El capitalismo y sus filisteos
Por Sergio Muñoz Bata
El Nuevo Herald
Para intentar entender la posición de los dos aspirantes demócratas a la nominación de su partido sobre el libre comercio es necesario trazar coordenadas de sus campañas electorales en el espacio y en el tiempo.
En Ohio, un estado maltratado en la globalización, la apuesta fue rebasar el proteccionismo del otro. En Texas, un estado beneficiado por el Tratado de Libre Comercio de Norteamérica, la consigna fue enfatizar otros temas.
Tampoco ayuda la revisión de sus respectivos expedientes. El de Hillary Clinton es confuso porque en el Senado votó en favor de todos los tratados de libre comercio, salvo en el caso del CAFTA, el acuerdo con 4 países centroamericanos y con República Dominicana. La posición de Obama es todavía más difícil de entender no sólo por las señales contradictorias que manda, sino por las confusiones que parece tener en temas de política exterior. Votó contra el CAFTA y en favor de un TLC con Omán. Sobre el NAFTA ha dicho que negociaría con el presidente de México y con el de Canadá un nuevo acuerdo. ¿No sabe que en Canadá no hay presidente? Y para fundamentar su rechazo al NAFTA ha dicho que ese tratado ¡generó el desplazamiento de fábricas estadounidenses ¡a China!

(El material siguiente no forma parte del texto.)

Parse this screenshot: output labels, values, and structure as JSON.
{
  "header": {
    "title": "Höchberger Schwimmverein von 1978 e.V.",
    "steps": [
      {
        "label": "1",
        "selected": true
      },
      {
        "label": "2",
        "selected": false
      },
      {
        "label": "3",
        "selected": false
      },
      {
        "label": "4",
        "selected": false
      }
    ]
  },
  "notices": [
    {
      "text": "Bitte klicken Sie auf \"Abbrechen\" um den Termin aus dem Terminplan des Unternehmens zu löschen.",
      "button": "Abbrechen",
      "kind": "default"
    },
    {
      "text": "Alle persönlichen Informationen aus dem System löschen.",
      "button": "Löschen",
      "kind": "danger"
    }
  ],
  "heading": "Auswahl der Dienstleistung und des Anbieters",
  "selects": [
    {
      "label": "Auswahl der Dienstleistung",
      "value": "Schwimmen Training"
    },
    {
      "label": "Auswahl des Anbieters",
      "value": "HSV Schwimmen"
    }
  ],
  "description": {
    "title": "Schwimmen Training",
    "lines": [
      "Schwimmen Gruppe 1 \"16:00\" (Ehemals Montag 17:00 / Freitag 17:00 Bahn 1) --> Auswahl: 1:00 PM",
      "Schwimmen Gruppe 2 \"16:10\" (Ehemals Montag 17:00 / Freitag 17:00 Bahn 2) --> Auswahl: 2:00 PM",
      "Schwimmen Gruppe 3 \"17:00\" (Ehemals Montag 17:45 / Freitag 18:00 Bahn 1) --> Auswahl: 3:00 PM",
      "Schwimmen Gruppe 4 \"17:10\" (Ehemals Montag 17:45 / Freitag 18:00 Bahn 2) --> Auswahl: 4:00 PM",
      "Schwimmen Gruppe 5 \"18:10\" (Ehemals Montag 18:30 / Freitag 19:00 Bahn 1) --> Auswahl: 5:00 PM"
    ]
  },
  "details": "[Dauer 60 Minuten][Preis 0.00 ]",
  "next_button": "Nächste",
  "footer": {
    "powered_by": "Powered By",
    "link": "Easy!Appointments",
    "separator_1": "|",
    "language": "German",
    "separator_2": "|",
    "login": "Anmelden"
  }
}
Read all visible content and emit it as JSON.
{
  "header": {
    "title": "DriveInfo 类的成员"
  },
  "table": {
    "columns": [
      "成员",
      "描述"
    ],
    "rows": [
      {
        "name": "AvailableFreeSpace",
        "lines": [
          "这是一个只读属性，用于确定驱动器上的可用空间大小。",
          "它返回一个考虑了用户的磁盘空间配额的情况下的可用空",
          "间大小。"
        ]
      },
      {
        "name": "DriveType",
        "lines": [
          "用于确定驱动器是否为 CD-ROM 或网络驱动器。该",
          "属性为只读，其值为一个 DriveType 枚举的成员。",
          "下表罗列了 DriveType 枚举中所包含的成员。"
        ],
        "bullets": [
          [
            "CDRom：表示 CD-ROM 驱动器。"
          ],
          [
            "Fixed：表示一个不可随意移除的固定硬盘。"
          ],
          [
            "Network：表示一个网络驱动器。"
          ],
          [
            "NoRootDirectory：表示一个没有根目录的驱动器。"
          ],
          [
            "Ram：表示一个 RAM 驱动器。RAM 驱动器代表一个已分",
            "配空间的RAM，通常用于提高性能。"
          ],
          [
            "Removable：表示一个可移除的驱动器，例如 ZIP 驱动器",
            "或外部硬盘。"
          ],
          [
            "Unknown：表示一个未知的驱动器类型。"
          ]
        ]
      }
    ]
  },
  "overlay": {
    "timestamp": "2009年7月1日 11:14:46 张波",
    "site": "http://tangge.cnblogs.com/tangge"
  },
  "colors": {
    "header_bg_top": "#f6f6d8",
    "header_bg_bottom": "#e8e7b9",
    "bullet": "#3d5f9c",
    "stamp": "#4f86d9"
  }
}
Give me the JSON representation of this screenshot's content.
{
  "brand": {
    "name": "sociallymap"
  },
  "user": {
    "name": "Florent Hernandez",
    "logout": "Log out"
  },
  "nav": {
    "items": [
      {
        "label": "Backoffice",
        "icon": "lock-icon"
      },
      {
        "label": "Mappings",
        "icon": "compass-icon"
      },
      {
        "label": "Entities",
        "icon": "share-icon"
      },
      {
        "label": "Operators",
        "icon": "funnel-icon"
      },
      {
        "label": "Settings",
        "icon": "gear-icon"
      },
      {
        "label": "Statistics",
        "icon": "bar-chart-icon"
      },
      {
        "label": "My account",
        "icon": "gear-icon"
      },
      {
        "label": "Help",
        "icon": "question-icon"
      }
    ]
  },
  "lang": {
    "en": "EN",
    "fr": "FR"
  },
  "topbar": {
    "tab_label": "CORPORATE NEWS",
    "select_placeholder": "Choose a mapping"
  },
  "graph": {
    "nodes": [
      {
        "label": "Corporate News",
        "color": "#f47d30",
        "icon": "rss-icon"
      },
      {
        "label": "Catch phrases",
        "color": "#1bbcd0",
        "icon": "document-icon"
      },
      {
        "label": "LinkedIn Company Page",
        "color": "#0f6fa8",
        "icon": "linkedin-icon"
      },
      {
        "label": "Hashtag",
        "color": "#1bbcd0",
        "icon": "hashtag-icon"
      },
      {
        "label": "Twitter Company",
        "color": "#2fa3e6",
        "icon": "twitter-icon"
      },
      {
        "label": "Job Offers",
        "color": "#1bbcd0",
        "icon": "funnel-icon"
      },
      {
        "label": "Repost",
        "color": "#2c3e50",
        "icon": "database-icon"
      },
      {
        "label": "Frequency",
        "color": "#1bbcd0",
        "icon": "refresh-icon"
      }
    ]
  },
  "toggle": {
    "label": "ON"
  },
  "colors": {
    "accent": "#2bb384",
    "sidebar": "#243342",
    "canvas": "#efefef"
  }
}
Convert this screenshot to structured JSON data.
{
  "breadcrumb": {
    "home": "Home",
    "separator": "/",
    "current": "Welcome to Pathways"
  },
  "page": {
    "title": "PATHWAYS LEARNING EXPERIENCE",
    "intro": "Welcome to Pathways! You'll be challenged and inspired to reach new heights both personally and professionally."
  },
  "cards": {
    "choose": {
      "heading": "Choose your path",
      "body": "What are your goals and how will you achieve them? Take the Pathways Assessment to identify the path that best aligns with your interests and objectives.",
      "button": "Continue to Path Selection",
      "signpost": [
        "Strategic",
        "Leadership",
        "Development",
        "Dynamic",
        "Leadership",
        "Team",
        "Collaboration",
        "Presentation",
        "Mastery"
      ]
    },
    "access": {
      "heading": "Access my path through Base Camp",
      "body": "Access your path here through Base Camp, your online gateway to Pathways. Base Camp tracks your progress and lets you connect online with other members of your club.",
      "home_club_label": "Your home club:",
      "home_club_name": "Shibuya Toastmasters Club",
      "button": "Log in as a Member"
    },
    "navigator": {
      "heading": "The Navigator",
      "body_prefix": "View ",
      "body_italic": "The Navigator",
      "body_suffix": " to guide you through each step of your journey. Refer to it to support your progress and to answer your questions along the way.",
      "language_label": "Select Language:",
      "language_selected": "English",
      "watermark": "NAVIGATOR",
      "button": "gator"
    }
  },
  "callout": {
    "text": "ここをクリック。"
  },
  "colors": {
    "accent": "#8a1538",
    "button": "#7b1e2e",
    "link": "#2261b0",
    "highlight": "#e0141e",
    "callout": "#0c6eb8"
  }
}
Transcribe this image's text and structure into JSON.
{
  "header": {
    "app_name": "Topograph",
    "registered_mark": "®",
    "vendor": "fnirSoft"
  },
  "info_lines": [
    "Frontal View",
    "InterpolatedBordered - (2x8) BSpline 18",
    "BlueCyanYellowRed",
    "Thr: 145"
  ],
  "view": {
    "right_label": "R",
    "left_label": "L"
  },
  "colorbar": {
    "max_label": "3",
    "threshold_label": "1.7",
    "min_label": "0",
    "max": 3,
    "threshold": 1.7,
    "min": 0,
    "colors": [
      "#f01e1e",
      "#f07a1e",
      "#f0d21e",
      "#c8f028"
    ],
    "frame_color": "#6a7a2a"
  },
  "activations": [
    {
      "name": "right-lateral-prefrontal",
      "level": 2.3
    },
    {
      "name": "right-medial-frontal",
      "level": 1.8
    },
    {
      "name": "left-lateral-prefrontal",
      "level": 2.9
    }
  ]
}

Hundidos en el oportunismo político, ahora los demócratas quieren destruir la única gran constante de la política exterior norteamericana hacia América Latina, la firma de tratados de libre comercio con México, Chile, Guatemala, Honduras, El Salvador, Costa Rica, República Dominicana y Perú que empezó por George H. W. Bush, prosiguió con Bill Clinton y continúa con George W. Bush.
Vituperado por unos y alabado por otros, el capitalismo ha sobrevivido hasta nuestros días conservando sus rasgos esenciales y, a partir de la Segunda Guerra Mundial, el principal promotor de la economía de mercado y del libre comercio ha sido Estados Unidos. De hecho, la iniciativa para crear el primer gran tratado de libre comercio entre Estados Unidos y un país de América Latina no surgió en México. Fue George H. W. Bush quien, en noviembre de 1988, le propuso a Carlos Salinas de Gortari establecer una zona de libre comercio entre México y Estados Unidos.
La reacción de Salinas fue cautelosa. Salinas temía embarcarse en una negociación sobre comercio al tiempo que renegociaba una enorme deuda exterior. La asimetría entre las dos economías también le causaba temor, pero el problema de fondo era »cómo entenderse con un adversario histórico que, además, pasa a concentrar el poder mundial». Para fines de 89, Salinas sabía que la viabilidad de México en la globalización dependía de su integración en su bloque comercial natural. En marzo 1990, Bush acogió con entusiasmo la dilatada respuesta afirmativa de México para iniciar negociaciones.
De entonces a la fecha no han faltado las críticas a la insuficiencia del comercio como principio rector de política exterior ni críticos que cuestionan los beneficios concretos de dichos pactos. Pero aun aceptando las obvias limitaciones del libre comercio para resolver los problemas económicos de los países es evidente que sin dichos acuerdos todos los países que los han suscrito estarían peor de cómo están ahora.
No es digno de un candidato presidencial caer en el oportunismo político dependiendo de la región donde hace campaña y de los términos específicos de sus negociaciones con sindicatos para obtener el voto de sus afiliados. Si Clinton y Obama en verdad quieren mejorar la imagen y el prestigio de la política exterior norteamericana, tan deteriorados desde la invasión a Irak, lo que tienen que hacer es retomar las buenas iniciativas de sus antecesores y dejar de actuar como vulgares filisteos.